One Response to “Study Suggests Prognostic Power of Dyspnea in Acute Heart Failure”

  1. This study, not surprisingly, shows that patients with worsening heart failure (WHF) during hospitalization for acute decompensated heart failure are sicker and therefore have worse short and medium term outcomes. In a multivariable analysis, patients with WHF had worse renal function and lower serum sodium — both well established predictors of disease severity and adverse outcomes. Furthermore, an analysis of in-hospital medications shows that patients with WHF
    received lower doses of loop diuretics and a higher proportion were treated with inotropes — presumably because of hypotension or worsening renal function that limited adequate medical treatment.

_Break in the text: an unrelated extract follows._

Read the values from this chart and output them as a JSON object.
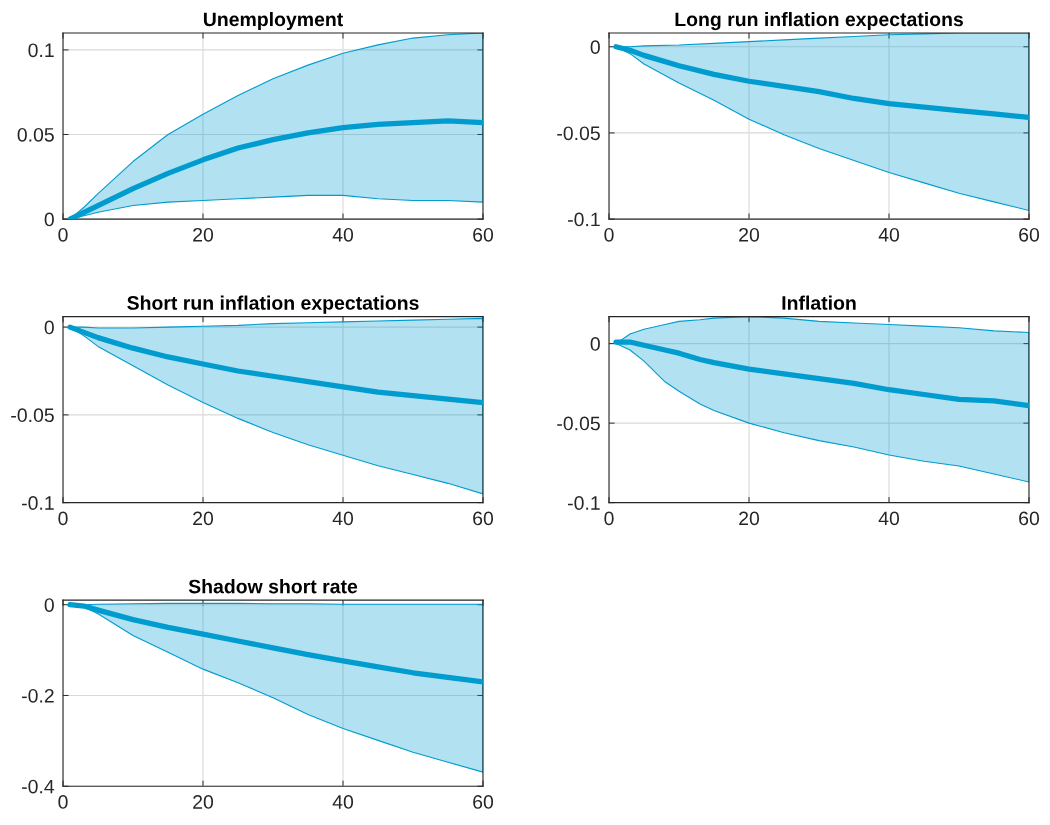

    The authors suggest that relaxin might be a promising drug for the treatment ofacute heart failure since it resulted in an improvement in early dyspnea and adecrease in WHF. Several drugs, such as nesiritide (VMAC) and tolvaptan (EVEREST) have been shown to improve dyspnea relative to placebo in acute heart failure. However, none of these have yet been shown to improve long-term outcomes. Conversely, in the UNLOAD trial, ultrafiltration did not improve dyspnea at 48 hours relative to standard care but did reduce HF hospitalizations at 3 months. Thus, while relief of dyspnea remains an important goal of acute heart failure therapy, its validity as a therapeutic end-point to assess the efficacy of a new heart failure drug remains questionable.